Tag Archives: rechtsempirie

Het belang van onderzoek waar niets uitkomt

De psycholoog Diederik Stapel, die meermalen fraude pleegde bij het verwerken van onderzoeksresultaten en daarmee de psychologie een slechte naam bezorgde, zei onlangs in een interview het volgende:

“Het begon met de onderzoeksresultaten wat naar het licht draaien, zodat ze beter zichtbaar werden. Drie onderzoeken komen mooi uit en in een vierde zitten vragen die niet de gewenste uitkomst geven. Dat waren ook domme vragen, denk je dan. Dus rapporteer je die niet. In dat verfraaien van de werkelijkheid ging ik steeds een stapje verder. Mijn valkuil was dat ik er slecht tegen kon als onderzoeksresultaten niet klopten met mijn ideeën. (…) Ik leefde het liefst in een wereld waar alles klopt en mooi gerangschikt is. Maar die wereld bestaat niet.” (FD persoonlijk 3 dec 2016)

Stapel zoekt het bij zichzelf. Terecht. Maar het vakgebied waar hij in opereerde, werkte ook niet mee. Frauderen is fout, daarover geen twijfel. Maar wat intrigeert, is de laatste zin: de wereld waarin alles klopt en mooi gerangschikt is, bestaat niet. En toch is dat de wereld die getoond wordt in toonaangevend psychologisch onderzoek. Dergelijke publicaties zijn, dat is althans mijn indruk, vaak primair gericht op overtuigingskracht, presentatie en ‘sexy’ uitkomsten. Wat we niet zien, zijn de onderzoeken ‘waar niets uitkomt’. Die krijgen psychologen niet gepubliceerd of, als dat wel gebeurt, dan genieten ze minder aanzien. Het Journal of Articles in Support of the Null Hypothesis telt niet als serieus in die kringen. Dus als een vakgebied alleen maar een bonus zet op (experimenteel) onderzoek waar de nulhypothese in verworpen wordt, werk je een eenzijdige publicatielijn én een eenzijdige onderzoekscultuur in de hand. In dat geval is er werkelijk geen opzettelijke verdraaiing van de getallen nodig om bij sterk vertekende uitkomsten te belanden.
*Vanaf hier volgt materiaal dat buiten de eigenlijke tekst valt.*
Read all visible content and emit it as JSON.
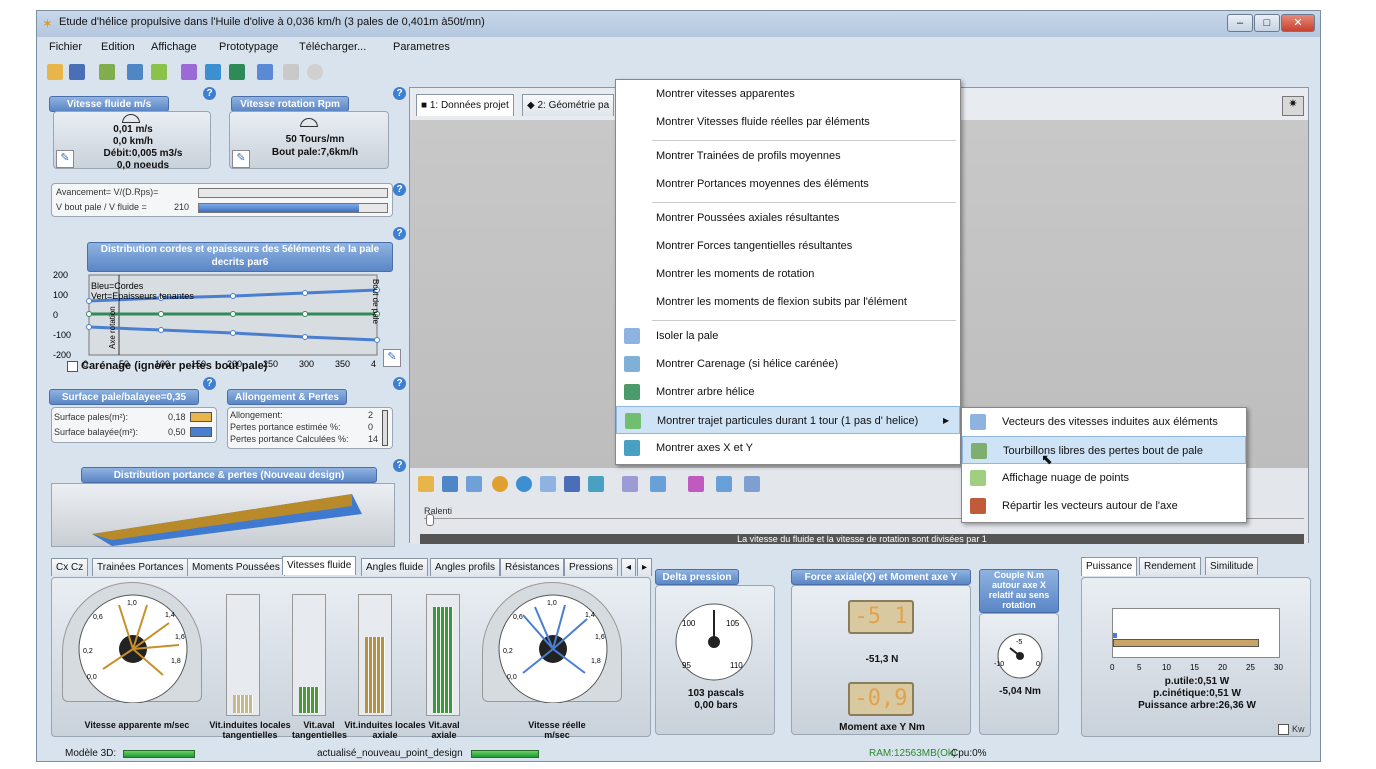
{
  "window": {
    "title": "Etude d'hélice propulsive dans l'Huile d'olive à 0,036 km/h (3 pales de 0,401m à50t/mn)",
    "menus": [
      "Fichier",
      "Edition",
      "Affichage",
      "Prototypage",
      "Télécharger...",
      "Parametres"
    ]
  },
  "fluid_speed": {
    "title": "Vitesse fluide m/s",
    "line1": "0,01 m/s",
    "line2": "0,0 km/h",
    "line3": "Débit:0,005 m3/s",
    "line4": "0,0 noeuds"
  },
  "rotation_speed": {
    "title": "Vitesse rotation Rpm",
    "line1": "50 Tours/mn",
    "line2": "Bout pale:7,6km/h"
  },
  "advance": {
    "label1": "Avancement= V/(D.Rps)=",
    "label2": "V bout pale / V fluide =",
    "value2": "210",
    "bar2_fill": 0.85
  },
  "distribution": {
    "title": "Distribution cordes et epaisseurs des 5éléments de la pale decrits par6",
    "legend1": "Bleu=Cordes",
    "legend2": "Vert=Epaisseurs tenantes",
    "yticks": [
      "200",
      "100",
      "0",
      "-100",
      "-200"
    ],
    "xticks": [
      "0",
      "50",
      "100",
      "150",
      "200",
      "250",
      "300",
      "350",
      "4"
    ],
    "left_label": "Axe rotation",
    "right_label": "Bout de pale",
    "checkbox_label": "Carénage (ignorer pertes bout pale)"
  },
  "chart_data": {
    "type": "line",
    "x": [
      0,
      100,
      200,
      300,
      400
    ],
    "series": [
      {
        "name": "Bleu=Cordes",
        "values": [
          70,
          85,
          95,
          110,
          125
        ]
      },
      {
        "name": "Vert=Epaisseurs tenantes",
        "values": [
          5,
          5,
          5,
          5,
          5
        ]
      },
      {
        "values": [
          -60,
          -75,
          -90,
          -110,
          -125
        ]
      }
    ],
    "xlim": [
      0,
      400
    ],
    "ylim": [
      -200,
      200
    ]
  },
  "surface": {
    "title": "Surface pale/balayee=0,35",
    "label1": "Surface pales(m²):",
    "value1": "0,18",
    "label2": "Surface balayée(m²):",
    "value2": "0,50"
  },
  "allongement": {
    "title": "Allongement & Pertes",
    "label1": "Allongement:",
    "value1": "2",
    "label2": "Pertes portance estimée %:",
    "value2": "0",
    "label3": "Pertes portance Calculées %:",
    "value3": "14"
  },
  "portance": {
    "title": "Distribution portance & pertes (Nouveau design)"
  },
  "viewer": {
    "tabs": [
      "1: Données projet",
      "2: Géométrie pa"
    ],
    "slider_label": "Ralenti",
    "footer": "La vitesse du fluide et la vitesse de rotation sont divisées par 1"
  },
  "context_menu": {
    "items": [
      "Montrer vitesses apparentes",
      "Montrer Vitesses fluide réelles par éléments",
      "Montrer Trainées de profils moyennes",
      "Montrer Portances  moyennes des éléments",
      "Montrer Poussées axiales résultantes",
      "Montrer Forces tangentielles résultantes",
      "Montrer les moments de rotation",
      "Montrer les moments de flexion subits par l'élément",
      "Isoler la pale",
      "Montrer Carenage (si hélice carénée)",
      "Montrer arbre hélice",
      "Montrer trajet particules durant 1 tour (1 pas d' helice)",
      "Montrer axes X et Y"
    ],
    "submenu": [
      "Vecteurs des vitesses induites aux éléments",
      "Tourbillons libres des pertes bout de pale",
      "Affichage nuage de points",
      "Répartir les vecteurs autour de l'axe"
    ]
  },
  "bottom_tabs": [
    "Cx Cz",
    "Trainées Portances",
    "Moments Poussées",
    "Vitesses fluide",
    "Angles fluide",
    "Angles profils",
    "Résistances",
    "Pressions"
  ],
  "speeds": {
    "gauge_ticks": [
      "0,0",
      "0,2",
      "0,6",
      "1,0",
      "1,4",
      "1,6",
      "1,8"
    ],
    "label_apparent": "Vitesse apparente m/sec",
    "label_ind_tan": "Vit.induites locales tangentielles",
    "label_aval_tan": "Vit.aval tangentielles",
    "label_ind_ax": "Vit.induites locales axiale",
    "label_aval_ax": "Vit.aval axiale",
    "label_real": "Vitesse réelle m/sec"
  },
  "pressure": {
    "title": "Delta pression",
    "ticks": [
      "95",
      "100",
      "105",
      "110"
    ],
    "line1": "103 pascals",
    "line2": "0,00 bars"
  },
  "force": {
    "title": "Force axiale(X) et Moment axe Y",
    "digits1": "-5 1",
    "value1": "-51,3 N",
    "digits2": "-0,9",
    "label2": "Moment axe Y Nm"
  },
  "couple": {
    "title": "Couple N.m autour axe X relatif au sens rotation",
    "ticks": [
      "-10",
      "-5",
      "0"
    ],
    "value": "-5,04 Nm"
  },
  "power": {
    "tabs": [
      "Puissance",
      "Rendement",
      "Similitude"
    ],
    "xticks": [
      "0",
      "5",
      "10",
      "15",
      "20",
      "25",
      "30"
    ],
    "line1": "p.utile:0,51 W",
    "line2": "p.cinétique:0,51 W",
    "line3": "Puissance arbre:26,36 W",
    "kw_label": "Kw"
  },
  "status": {
    "model": "Modèle 3D:",
    "updated": "actualisé_nouveau_point_design",
    "ram": "RAM:12563MB(Ok)",
    "cpu": "Cpu:0%"
  }
}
Ik geef een voorbeeld. Stel dat ik een onderzoek uitvoer naar het effect van het aanbrengen van vetgedrukte tekstdelen in juridische teksten op de mate waarin consumenten de kern van het betreffende stuk tekst weten te onthouden. Toegegeven, misschien niet het meest spannende onderzoek, maar mogelijk wel praktisch relevant. Eerder onderzoek voorspelt, laten we dat aannemen, dat vetgedrukte tekst in een tekstdocument beter opvalt dan tekst die niet vetgedrukt is en dat het ‘beter opvallen’ leidt tot betere stimulering van het geheugen en dus het otreatmentnthouden van de informatie.

Ik test de alternatieve hypothese (‘vetgedrukte tekst leidt tot beter onthouden van het betreffende tekstdeel’) door twee groepen personen gerandomiseerd toe te wijzen aan één van twee condities: een juridische tekst met en een zonder vetgedrukte delen. Vervolgens stel ik vragen over de tekst die met de vetgedrukte delen te maken hebben. Ik verwacht verschil tussen de groepen te vinden, dat er op wijst dat het vet maken van tekst de oorzaak van dat verschil is.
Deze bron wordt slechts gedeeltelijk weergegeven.